Após a morte do meu irmão, pensei com ingenuidade que ficaria em paz, até que os caras para os quais ele devia invadiram nossa casa. João Pedro tinha dois anos e dormia no berço ao lado da minha cama de solteiro. Para que os infelizes não tocassem um dedo no menino, precisei aceitar algumas das suas objeções.

Engulo em seco com os acontecimentos ainda frescos na minha cabeça. Para uma garota, que era privada de muitas partes do mundo errado, fui submetida ao lado mais sombrio dele.

— Podemos descansar um pouquinho, Nana?

Encaro a criança, que deveria estar na escola, brincando, fazendo bagunça, não fugindo de um bando de gente sem um pingo de compaixão. Estico meus braços e o ergo até deixá-lo montado nos meus ombros.

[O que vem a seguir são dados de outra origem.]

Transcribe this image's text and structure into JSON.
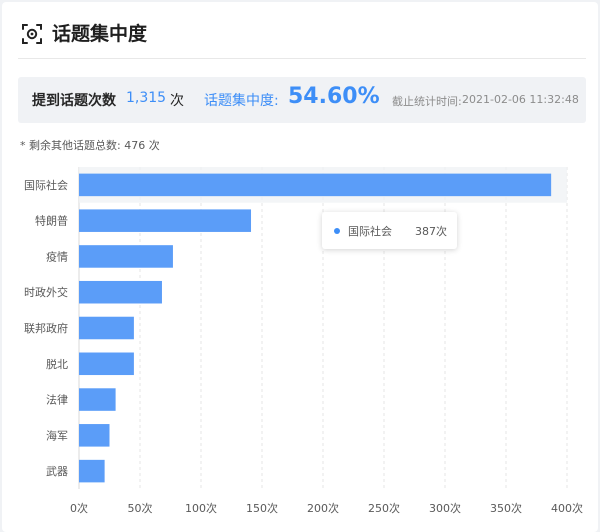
{
  "header": {
    "title": "话题集中度",
    "icon": "topic-target-icon"
  },
  "stats": {
    "mention_label": "提到话题次数",
    "mention_value": "1,315",
    "mention_unit": "次",
    "concentration_label": "话题集中度:",
    "concentration_value": "54.60%",
    "time_label": "截止统计时间:",
    "time_value": "2021-02-06 11:32:48"
  },
  "note": "* 剩余其他话题总数: 476 次",
  "tooltip": {
    "name": "国际社会",
    "value": "387次"
  },
  "colors": {
    "bar": "#5b9df8",
    "accent": "#3d8ef7",
    "highlight": "#f0f2f5"
  },
  "chart_data": {
    "type": "bar",
    "orientation": "horizontal",
    "categories": [
      "国际社会",
      "特朗普",
      "疫情",
      "时政外交",
      "联邦政府",
      "脱北",
      "法律",
      "海军",
      "武器"
    ],
    "values": [
      387,
      141,
      77,
      68,
      45,
      45,
      30,
      25,
      21
    ],
    "xlim": [
      0,
      400
    ],
    "x_ticks": [
      0,
      50,
      100,
      150,
      200,
      250,
      300,
      350,
      400
    ],
    "tick_suffix": "次",
    "grid": "vertical-dashed",
    "highlighted_category": "国际社会"
  }
}
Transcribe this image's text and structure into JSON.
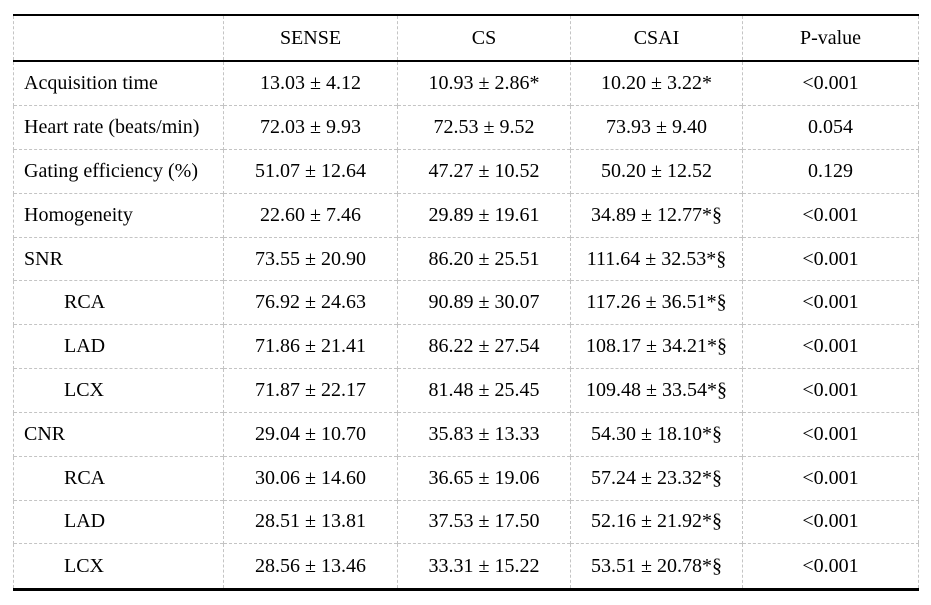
{
  "table": {
    "columns": [
      "",
      "SENSE",
      "CS",
      "CSAI",
      "P-value"
    ],
    "rows": [
      {
        "label": "Acquisition time",
        "indent": false,
        "values": [
          "13.03 ± 4.12",
          "10.93 ± 2.86*",
          "10.20 ± 3.22*",
          "<0.001"
        ]
      },
      {
        "label": "Heart rate (beats/min)",
        "indent": false,
        "values": [
          "72.03 ± 9.93",
          "72.53 ± 9.52",
          "73.93 ± 9.40",
          "0.054"
        ]
      },
      {
        "label": "Gating efficiency (%)",
        "indent": false,
        "values": [
          "51.07 ± 12.64",
          "47.27 ± 10.52",
          "50.20 ± 12.52",
          "0.129"
        ]
      },
      {
        "label": "Homogeneity",
        "indent": false,
        "values": [
          "22.60 ± 7.46",
          "29.89 ± 19.61",
          "34.89 ± 12.77*§",
          "<0.001"
        ]
      },
      {
        "label": "SNR",
        "indent": false,
        "values": [
          "73.55 ± 20.90",
          "86.20 ± 25.51",
          "111.64 ± 32.53*§",
          "<0.001"
        ]
      },
      {
        "label": "RCA",
        "indent": true,
        "values": [
          "76.92 ± 24.63",
          "90.89 ± 30.07",
          "117.26 ± 36.51*§",
          "<0.001"
        ]
      },
      {
        "label": "LAD",
        "indent": true,
        "values": [
          "71.86 ± 21.41",
          "86.22 ± 27.54",
          "108.17 ± 34.21*§",
          "<0.001"
        ]
      },
      {
        "label": "LCX",
        "indent": true,
        "values": [
          "71.87 ± 22.17",
          "81.48 ± 25.45",
          "109.48 ± 33.54*§",
          "<0.001"
        ]
      },
      {
        "label": "CNR",
        "indent": false,
        "values": [
          "29.04 ± 10.70",
          "35.83 ± 13.33",
          "54.30 ± 18.10*§",
          "<0.001"
        ]
      },
      {
        "label": "RCA",
        "indent": true,
        "values": [
          "30.06 ± 14.60",
          "36.65 ± 19.06",
          "57.24 ± 23.32*§",
          "<0.001"
        ]
      },
      {
        "label": "LAD",
        "indent": true,
        "values": [
          "28.51 ± 13.81",
          "37.53 ± 17.50",
          "52.16 ± 21.92*§",
          "<0.001"
        ]
      },
      {
        "label": "LCX",
        "indent": true,
        "values": [
          "28.56 ± 13.46",
          "33.31 ± 15.22",
          "53.51 ± 20.78*§",
          "<0.001"
        ]
      }
    ],
    "colors": {
      "rule": "#000000",
      "grid": "#c4c4c4",
      "text": "#000000",
      "background": "#ffffff"
    }
  }
}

— Melhor assim? — Tento evitar que minhas mãos tremam pelo medo de que nos alcancem.

— Hum-hum...

— Ótimo.

Minha panturrilha queima por causa do esforço em excesso, não me incomodo, pelo contrário, apresso-me ainda mais, aproveitando as fisgadas para distrair minha mente do perigo que corremos. Nem os olhos pinicando pelo choro barrado me causam desconforto. Não é hora para ser fraca.

Nunca é.

Apolo Mendanha

Puta que pariu!

Não acredito que o garoto é filho da minha irmã.

— Como deixaram passar essa informação, porra! — Meu tom é baixo, muito ameaçador.

— A criança não tem registro, senhor. Nós...

— Não invente desculpas para a incompetência de vocês.

Jonas se cala.

Que vá se foder suas justificativas! Eu os pago para fazerem o trabalho, não para saírem pela tangente. Trinco os dentes de raiva. Não gosto de ser pego desprevenido. A delinquente é, ao que parece, guardiã do meu suposto sobrinho. Inferno! Como Lisandra apronta essa merda? Pelo jeito, minha família sabe muito bem como ferrar com tudo.

Corro os olhos pelo bairro imundo, alguns favelados ainda observam nossa interação, outros voltaram para a vida medíocre que levam. Tento fazer meu cérebro funcionar com lógica. O garoto é um Mendanha; por mais ridícula que seja a situação, não posso abandonar meu sangue. Esse é o principal mandamento que meu bisavô deixou: família em primeiro lugar, mesmo que a vontade seja matar todos eles.